The Forgotten Christmas Authors
The yuletide season must already be upon us because the Christmas decorations have been up in Oxford Street for ages. It’s a season full of lost pleasures. John Grossman is the owner of one of the world’s largest collections of Victorian and Edwardian artifacts and ephemera, and wrote ‘Christmas Curiosities: Odd, Dark, and Forgotten Christmas’ with the intention of reminding us about what we’ve forgotten.
Some of the old yuletide imagery conjured in songs and stories and on cards is best left behind, especially with its uncomfortable ethnic connotations. Devils armed with whips and demons dragging off naughty children formed the basis of common yuletide stories in Northern Europe, while the Krampus, a horned creature In Austro-Bavarian Alpine folklore, was a monstrous green-tinted figure who punished misbehaving children. Coal-eyed imps scampered about terrorizing children in much Pre-Saint Nicholas literature. The Jólakötturinn was an Icelandic cannibalistic Christmas cat, and while Germany had the most frightening collection of anti-Santas, France had Père Fouettard, or ‘Father Whipper’, the child-chopping mad butcher.
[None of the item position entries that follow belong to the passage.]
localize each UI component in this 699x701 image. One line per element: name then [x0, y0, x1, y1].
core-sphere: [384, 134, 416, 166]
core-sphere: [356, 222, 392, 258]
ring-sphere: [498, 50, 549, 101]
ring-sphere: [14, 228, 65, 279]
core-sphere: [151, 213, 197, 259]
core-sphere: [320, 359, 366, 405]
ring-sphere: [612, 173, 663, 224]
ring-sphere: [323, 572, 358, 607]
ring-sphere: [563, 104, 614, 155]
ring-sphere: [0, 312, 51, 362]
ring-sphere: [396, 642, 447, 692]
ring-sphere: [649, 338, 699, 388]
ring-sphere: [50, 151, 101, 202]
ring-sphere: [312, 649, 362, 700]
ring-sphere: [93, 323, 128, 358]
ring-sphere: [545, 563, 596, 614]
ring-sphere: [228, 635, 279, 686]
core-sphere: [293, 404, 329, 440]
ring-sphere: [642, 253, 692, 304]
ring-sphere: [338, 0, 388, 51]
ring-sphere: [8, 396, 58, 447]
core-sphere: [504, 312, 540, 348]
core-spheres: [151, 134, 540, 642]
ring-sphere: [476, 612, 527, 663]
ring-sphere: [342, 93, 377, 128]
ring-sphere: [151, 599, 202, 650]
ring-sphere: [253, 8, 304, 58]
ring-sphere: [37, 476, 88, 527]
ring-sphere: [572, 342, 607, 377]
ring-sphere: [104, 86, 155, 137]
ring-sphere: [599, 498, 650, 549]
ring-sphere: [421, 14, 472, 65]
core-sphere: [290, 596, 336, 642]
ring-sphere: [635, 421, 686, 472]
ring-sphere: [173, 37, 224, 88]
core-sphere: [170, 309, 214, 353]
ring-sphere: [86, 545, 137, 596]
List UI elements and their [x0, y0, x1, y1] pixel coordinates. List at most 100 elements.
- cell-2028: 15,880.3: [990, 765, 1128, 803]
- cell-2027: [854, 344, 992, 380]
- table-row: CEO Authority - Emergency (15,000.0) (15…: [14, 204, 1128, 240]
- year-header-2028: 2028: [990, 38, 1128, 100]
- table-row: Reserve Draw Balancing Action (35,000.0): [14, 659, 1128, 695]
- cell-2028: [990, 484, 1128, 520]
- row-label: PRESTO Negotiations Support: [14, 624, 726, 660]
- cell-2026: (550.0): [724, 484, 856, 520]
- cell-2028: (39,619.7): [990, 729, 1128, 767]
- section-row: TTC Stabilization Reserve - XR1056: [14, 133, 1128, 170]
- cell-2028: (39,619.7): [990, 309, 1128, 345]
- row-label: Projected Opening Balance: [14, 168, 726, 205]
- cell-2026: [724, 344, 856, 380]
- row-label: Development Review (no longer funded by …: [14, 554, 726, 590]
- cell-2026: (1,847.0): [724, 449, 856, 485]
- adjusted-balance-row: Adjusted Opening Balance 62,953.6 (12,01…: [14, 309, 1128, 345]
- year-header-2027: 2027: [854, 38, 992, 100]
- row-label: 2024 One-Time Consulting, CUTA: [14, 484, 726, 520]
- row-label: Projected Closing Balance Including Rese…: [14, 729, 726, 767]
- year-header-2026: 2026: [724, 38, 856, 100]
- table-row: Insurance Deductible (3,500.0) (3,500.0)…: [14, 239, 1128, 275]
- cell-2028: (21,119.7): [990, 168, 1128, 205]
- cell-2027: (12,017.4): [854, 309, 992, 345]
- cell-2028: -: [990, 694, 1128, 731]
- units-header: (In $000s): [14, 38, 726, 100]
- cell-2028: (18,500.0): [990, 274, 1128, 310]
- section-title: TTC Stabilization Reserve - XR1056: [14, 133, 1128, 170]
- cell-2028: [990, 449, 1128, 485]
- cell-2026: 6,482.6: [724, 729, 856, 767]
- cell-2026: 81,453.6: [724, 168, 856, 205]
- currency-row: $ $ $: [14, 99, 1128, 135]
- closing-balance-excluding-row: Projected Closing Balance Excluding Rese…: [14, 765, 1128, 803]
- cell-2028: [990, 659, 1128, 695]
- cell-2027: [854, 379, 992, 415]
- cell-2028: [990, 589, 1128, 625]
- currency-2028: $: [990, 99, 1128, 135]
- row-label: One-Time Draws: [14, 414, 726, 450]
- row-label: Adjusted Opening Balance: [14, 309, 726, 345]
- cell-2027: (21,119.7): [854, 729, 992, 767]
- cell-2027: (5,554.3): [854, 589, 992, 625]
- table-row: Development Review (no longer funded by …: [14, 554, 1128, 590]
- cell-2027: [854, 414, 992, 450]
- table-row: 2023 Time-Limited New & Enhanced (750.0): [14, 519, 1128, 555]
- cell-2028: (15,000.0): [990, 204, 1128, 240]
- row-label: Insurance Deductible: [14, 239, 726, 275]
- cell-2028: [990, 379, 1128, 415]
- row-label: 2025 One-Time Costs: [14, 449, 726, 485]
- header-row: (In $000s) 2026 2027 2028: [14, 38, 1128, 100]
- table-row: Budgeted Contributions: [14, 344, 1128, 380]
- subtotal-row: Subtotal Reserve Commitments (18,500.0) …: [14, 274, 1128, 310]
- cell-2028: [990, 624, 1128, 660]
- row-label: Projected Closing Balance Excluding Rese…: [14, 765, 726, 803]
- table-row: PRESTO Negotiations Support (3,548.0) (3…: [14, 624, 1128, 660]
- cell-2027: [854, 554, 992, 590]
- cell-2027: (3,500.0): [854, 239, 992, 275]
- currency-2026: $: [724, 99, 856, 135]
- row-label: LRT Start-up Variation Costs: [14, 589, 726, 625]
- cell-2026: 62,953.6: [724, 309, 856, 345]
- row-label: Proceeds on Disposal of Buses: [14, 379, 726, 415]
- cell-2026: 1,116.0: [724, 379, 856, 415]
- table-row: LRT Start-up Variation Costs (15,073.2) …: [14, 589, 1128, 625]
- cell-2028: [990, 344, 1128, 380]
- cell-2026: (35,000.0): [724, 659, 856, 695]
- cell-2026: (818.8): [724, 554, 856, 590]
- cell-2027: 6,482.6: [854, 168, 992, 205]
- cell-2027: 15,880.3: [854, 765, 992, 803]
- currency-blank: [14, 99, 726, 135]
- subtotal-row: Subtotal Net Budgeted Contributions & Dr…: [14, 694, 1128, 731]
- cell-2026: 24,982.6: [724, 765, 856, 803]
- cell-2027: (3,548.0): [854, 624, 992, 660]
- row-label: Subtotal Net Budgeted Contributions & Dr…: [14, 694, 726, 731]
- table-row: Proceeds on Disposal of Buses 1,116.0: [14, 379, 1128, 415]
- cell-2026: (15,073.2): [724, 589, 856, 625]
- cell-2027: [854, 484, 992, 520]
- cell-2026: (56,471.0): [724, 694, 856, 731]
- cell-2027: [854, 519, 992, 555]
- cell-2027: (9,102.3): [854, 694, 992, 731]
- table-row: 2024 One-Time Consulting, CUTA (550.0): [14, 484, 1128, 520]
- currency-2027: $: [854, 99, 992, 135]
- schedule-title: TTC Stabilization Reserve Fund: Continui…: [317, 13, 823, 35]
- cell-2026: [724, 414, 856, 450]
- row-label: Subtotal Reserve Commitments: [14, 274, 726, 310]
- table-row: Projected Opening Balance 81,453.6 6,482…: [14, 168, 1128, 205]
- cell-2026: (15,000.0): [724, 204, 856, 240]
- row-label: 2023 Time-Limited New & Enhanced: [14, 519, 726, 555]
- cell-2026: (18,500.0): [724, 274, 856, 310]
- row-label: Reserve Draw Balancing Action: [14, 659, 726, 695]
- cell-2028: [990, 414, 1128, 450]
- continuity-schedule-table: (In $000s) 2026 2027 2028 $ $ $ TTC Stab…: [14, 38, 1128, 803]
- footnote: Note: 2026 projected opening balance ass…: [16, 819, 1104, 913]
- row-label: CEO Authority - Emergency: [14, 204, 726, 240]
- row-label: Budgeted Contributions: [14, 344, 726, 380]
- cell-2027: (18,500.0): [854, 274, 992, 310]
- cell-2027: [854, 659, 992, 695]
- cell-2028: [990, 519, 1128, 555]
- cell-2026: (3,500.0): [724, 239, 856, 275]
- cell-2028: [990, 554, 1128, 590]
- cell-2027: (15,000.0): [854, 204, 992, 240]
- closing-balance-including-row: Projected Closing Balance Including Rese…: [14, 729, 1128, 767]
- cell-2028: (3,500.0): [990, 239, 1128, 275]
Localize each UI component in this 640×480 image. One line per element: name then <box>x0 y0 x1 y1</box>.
The modern Santa’s red and white outfit probably mimicked the vestments of the original Saint Nicholas, the Bishop of Myra in the 4th Century, but the American image we adopted was cemented into place by a Coca-Cola illustrator who added the fat suit, white trims and big fluffy beard, basing the look on Clement Clark Moore’s 1822 poem ‘A Visit from St Nicholas’ (which begins ‘’Twas the Night Before Christmas’).
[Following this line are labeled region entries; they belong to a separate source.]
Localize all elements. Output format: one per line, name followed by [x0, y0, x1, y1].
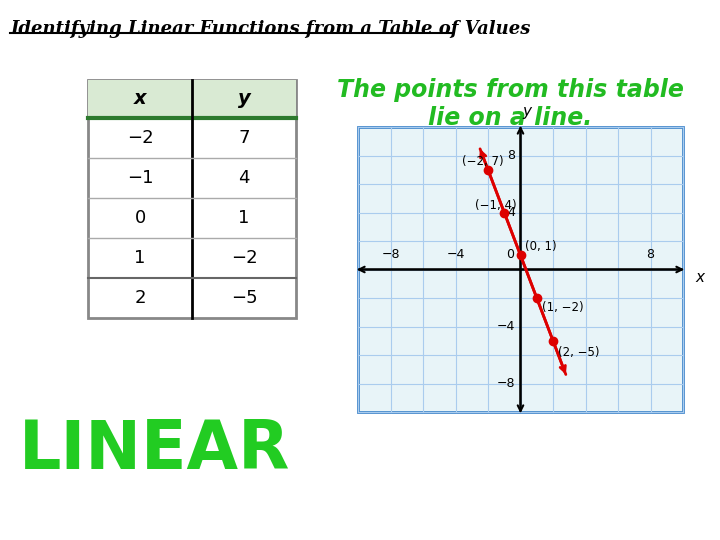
Text: −4: −4: [497, 320, 516, 333]
Text: −8: −8: [497, 377, 516, 390]
Text: 7: 7: [238, 129, 250, 147]
Text: x: x: [134, 90, 146, 109]
Text: 8: 8: [647, 247, 654, 260]
Text: −5: −5: [230, 289, 257, 307]
Text: LINEAR: LINEAR: [19, 417, 291, 483]
Text: (−2, 7): (−2, 7): [462, 154, 503, 168]
Text: Identifying Linear Functions from a Table of Values: Identifying Linear Functions from a Tabl…: [10, 20, 531, 38]
Text: −1: −1: [127, 169, 153, 187]
Text: 0: 0: [135, 209, 145, 227]
Text: y: y: [522, 104, 531, 119]
Text: 1: 1: [135, 249, 145, 267]
Bar: [88, 80, 296, 118]
Text: −4: −4: [446, 247, 464, 260]
Text: x: x: [695, 270, 704, 285]
Text: 4: 4: [238, 169, 250, 187]
Text: y: y: [238, 90, 251, 109]
Text: −2: −2: [230, 249, 257, 267]
Text: 0: 0: [506, 247, 515, 260]
Text: 1: 1: [238, 209, 250, 227]
Text: 4: 4: [508, 206, 516, 219]
Text: −2: −2: [127, 129, 153, 147]
Text: The points from this table
lie on a line.: The points from this table lie on a line…: [336, 78, 683, 130]
Text: (0, 1): (0, 1): [526, 240, 557, 253]
Text: 2: 2: [134, 289, 145, 307]
Text: −8: −8: [382, 247, 400, 260]
Bar: [358, 127, 683, 412]
Text: (1, −2): (1, −2): [541, 301, 583, 314]
Text: (−1, 4): (−1, 4): [475, 199, 517, 212]
Text: 8: 8: [508, 149, 516, 162]
Bar: [88, 80, 296, 318]
Text: (2, −5): (2, −5): [558, 346, 599, 359]
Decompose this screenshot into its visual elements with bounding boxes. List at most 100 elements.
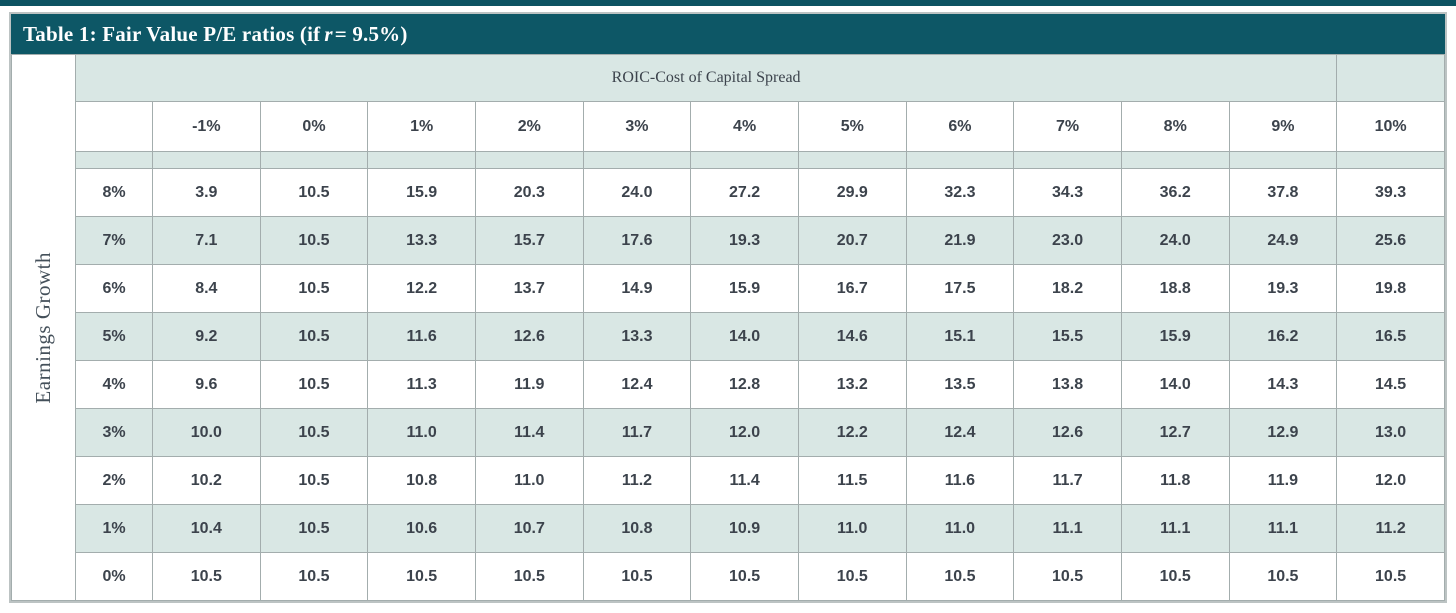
table-cell: 13.5 xyxy=(905,360,1015,409)
table-cell: 12.2 xyxy=(367,264,476,313)
spacer-cell xyxy=(1120,151,1230,169)
table-cell: 10.5 xyxy=(367,552,476,601)
table-cell: 11.0 xyxy=(797,504,907,553)
table-cell: 10.5 xyxy=(259,264,369,313)
table-cell: 24.0 xyxy=(582,168,692,217)
table-cell: 23.0 xyxy=(1013,216,1122,265)
table-cell: 16.7 xyxy=(797,264,907,313)
table-row: 5% 9.2 10.5 11.6 12.6 13.3 14.0 14.6 15.1 15.5 15.… xyxy=(12,312,1445,361)
table-cell: 11.8 xyxy=(1120,456,1230,505)
table-cell: 29.9 xyxy=(797,168,907,217)
spacer-cell xyxy=(1336,151,1445,169)
table-cell: 11.1 xyxy=(1013,504,1122,553)
table-cell: 14.0 xyxy=(690,312,799,361)
table-cell: 10.5 xyxy=(1336,552,1445,601)
table-container: Table 1: Fair Value P/E ratios (if r = 9… xyxy=(9,12,1447,603)
table-cell: 12.8 xyxy=(690,360,799,409)
table-cell: 10.5 xyxy=(259,216,369,265)
table-cell: 13.3 xyxy=(367,216,476,265)
table-cell: 13.7 xyxy=(474,264,584,313)
table-cell: 8.4 xyxy=(152,264,261,313)
table-cell: 12.7 xyxy=(1120,408,1230,457)
table-cell: 12.9 xyxy=(1228,408,1338,457)
table-cell: 39.3 xyxy=(1336,168,1445,217)
table-cell: 3.9 xyxy=(152,168,261,217)
table-cell: 15.7 xyxy=(474,216,584,265)
table-cell: 10.6 xyxy=(367,504,476,553)
table-cell: 11.9 xyxy=(1228,456,1338,505)
pe-ratio-table: Earnings Growth ROIC-Cost of Capital Spr… xyxy=(11,54,1445,601)
table-cell: 10.9 xyxy=(690,504,799,553)
spacer-cell xyxy=(1013,151,1122,169)
row-label: 1% xyxy=(75,504,153,553)
table-cell: 14.5 xyxy=(1336,360,1445,409)
spacer-cell xyxy=(582,151,692,169)
column-header: 5% xyxy=(797,101,907,152)
table-cell: 11.0 xyxy=(474,456,584,505)
row-group-label: Earnings Growth xyxy=(31,251,55,404)
table-cell: 9.2 xyxy=(152,312,261,361)
table-cell: 12.4 xyxy=(582,360,692,409)
table-cell: 12.6 xyxy=(1013,408,1122,457)
table-cell: 21.9 xyxy=(905,216,1015,265)
spacer-cell xyxy=(259,151,369,169)
table-cell: 19.3 xyxy=(690,216,799,265)
row-label: 7% xyxy=(75,216,153,265)
table-cell: 13.0 xyxy=(1336,408,1445,457)
column-header: -1% xyxy=(152,101,261,152)
table-cell: 16.2 xyxy=(1228,312,1338,361)
column-header: 6% xyxy=(905,101,1015,152)
spacer-cell xyxy=(367,151,476,169)
table-cell: 10.5 xyxy=(797,552,907,601)
spacer-cell xyxy=(905,151,1015,169)
table-cell: 10.5 xyxy=(259,552,369,601)
spacer-cell xyxy=(152,151,261,169)
table-cell: 10.5 xyxy=(1228,552,1338,601)
table-cell: 12.2 xyxy=(797,408,907,457)
table-cell: 20.7 xyxy=(797,216,907,265)
table-row: 3% 10.0 10.5 11.0 11.4 11.7 12.0 12.2 12.4 12.6 12… xyxy=(12,408,1445,457)
table-row: 1% 10.4 10.5 10.6 10.7 10.8 10.9 11.0 11.0 11.1 11… xyxy=(12,504,1445,553)
column-header: 9% xyxy=(1228,101,1338,152)
table-cell: 10.2 xyxy=(152,456,261,505)
table-cell: 12.0 xyxy=(1336,456,1445,505)
table-cell: 10.5 xyxy=(259,504,369,553)
table-cell: 10.7 xyxy=(474,504,584,553)
table-row: 8% 3.9 10.5 15.9 20.3 24.0 27.2 29.9 32.3 34.3 36.… xyxy=(12,168,1445,217)
table-cell: 11.4 xyxy=(474,408,584,457)
row-label: 8% xyxy=(75,168,153,217)
column-header: 8% xyxy=(1120,101,1230,152)
table-cell: 11.1 xyxy=(1228,504,1338,553)
table-cell: 11.3 xyxy=(367,360,476,409)
table-row: 4% 9.6 10.5 11.3 11.9 12.4 12.8 13.2 13.5 13.8 14.… xyxy=(12,360,1445,409)
column-header: 1% xyxy=(367,101,476,152)
spacer-cell xyxy=(474,151,584,169)
table-cell: 14.9 xyxy=(582,264,692,313)
table-cell: 18.2 xyxy=(1013,264,1122,313)
table-cell: 32.3 xyxy=(905,168,1015,217)
row-label: 0% xyxy=(75,552,153,601)
table-cell: 10.5 xyxy=(259,360,369,409)
table-cell: 10.8 xyxy=(582,504,692,553)
table-cell: 11.7 xyxy=(1013,456,1122,505)
row-label: 2% xyxy=(75,456,153,505)
table-row: 7% 7.1 10.5 13.3 15.7 17.6 19.3 20.7 21.9 23.0 24.… xyxy=(12,216,1445,265)
spacer-cell xyxy=(75,151,153,169)
spacer-cell xyxy=(797,151,907,169)
column-group-header-row: Earnings Growth ROIC-Cost of Capital Spr… xyxy=(11,54,1445,601)
table-cell: 10.4 xyxy=(152,504,261,553)
table-title: Table 1: Fair Value P/E ratios (if r = 9… xyxy=(11,14,1445,54)
table-cell: 17.6 xyxy=(582,216,692,265)
table-cell: 10.5 xyxy=(259,312,369,361)
column-header: 4% xyxy=(690,101,799,152)
table-cell: 24.0 xyxy=(1120,216,1230,265)
table-cell: 10.5 xyxy=(690,552,799,601)
table-row: 0% 10.5 10.5 10.5 10.5 10.5 10.5 10.5 10.5 10.5 10… xyxy=(12,552,1445,601)
table-cell: 11.7 xyxy=(582,408,692,457)
table-cell: 15.5 xyxy=(1013,312,1122,361)
table-cell: 10.5 xyxy=(259,456,369,505)
table-cell: 11.1 xyxy=(1120,504,1230,553)
table-cell: 10.8 xyxy=(367,456,476,505)
table-cell: 11.0 xyxy=(367,408,476,457)
table-cell: 13.8 xyxy=(1013,360,1122,409)
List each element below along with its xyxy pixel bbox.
A number of Dickens’ Christmas stories have now vanished, including ‘A Christmas Tree’ and the eerie ‘Haunted’, a magical tale about a seasonal gift passed on with tragic consequences. Many fine Christmas ghost tales designed to be annually told around a fire have been lost. In these, trains are marooned in snowdrifts, cottages and castles become places of imprisonment for gathered guests, while ghosts visit with dire warnings and children rarely feature at all.
In these tales Christmas is a time for introspection and the examination of one’s life, a time for regrets and recriminations, and never moreso than in ‘A Christmas Carol’. In the Victorian era children were made to be quite clear about the consequences of leading an immoral life and were treated like small adults, whereas now even adults behave like children.
The young had Christmas shows to look forward to, but much has been trimmed from these for modern tastes. More popular than ‘Peter Pan’ was the extraordinarily creepy ‘Where The Rainbow Ends’, which began at the Savoy in 1911 and continued for decades – you’ll find the full story about that in ‘The Book Of Forgotten Authors‘.
While modern Christmas pantomimes have gaudy costumes, pop hits and double-entendres, Christmas at London’s two surviving music halls, Wilton’s and the Hackney Empire, can see veterans like Roy Hudd unearthing forgotten music hall routines with elaborate wordplay, taken from unauthored Victorian scripts. Filled with topical jokes, such entertainments were written at great speed and were never meant to be preserved for posterity. There were always writers who did not seek fame with novels, but who were happy to provide ephemeral amusement. The early panto routines involved a lot of verbal and physical dexterity, as well as a high tolerance for screaming anklebiters.
Almost every writer employed by a newspaper or magazine has at one time or another been required to ‘do something for the Christmas issue’, whether short fiction or a heartwarming seasonal feature. Such work is usually evanescent and quickly buried, but trying typing in ’20 Famous Christmas Stories’ and you’ll be confronted with a selection of tales from authors as diverse as Tolstoy and Wilde, as well as memorable stories from less remembered authors. There’s also a book out at the moment collecting PD James’s best commissioned Christmas stories, now with a foreword by the always excellent Val McDermid. Martin Edwards has also edited a volume of Golden Age Christmas crimes for the British Library.
A couple of years back I produced what was effectively a Christmas book with ‘Bryant & May: London’s Glory’, and as it went down rather well with readers I’ll be doing a follow-up to be called ‘Bryant & May: England’s Finest’ – both are phrases taken from old Bryant & May matchboxes.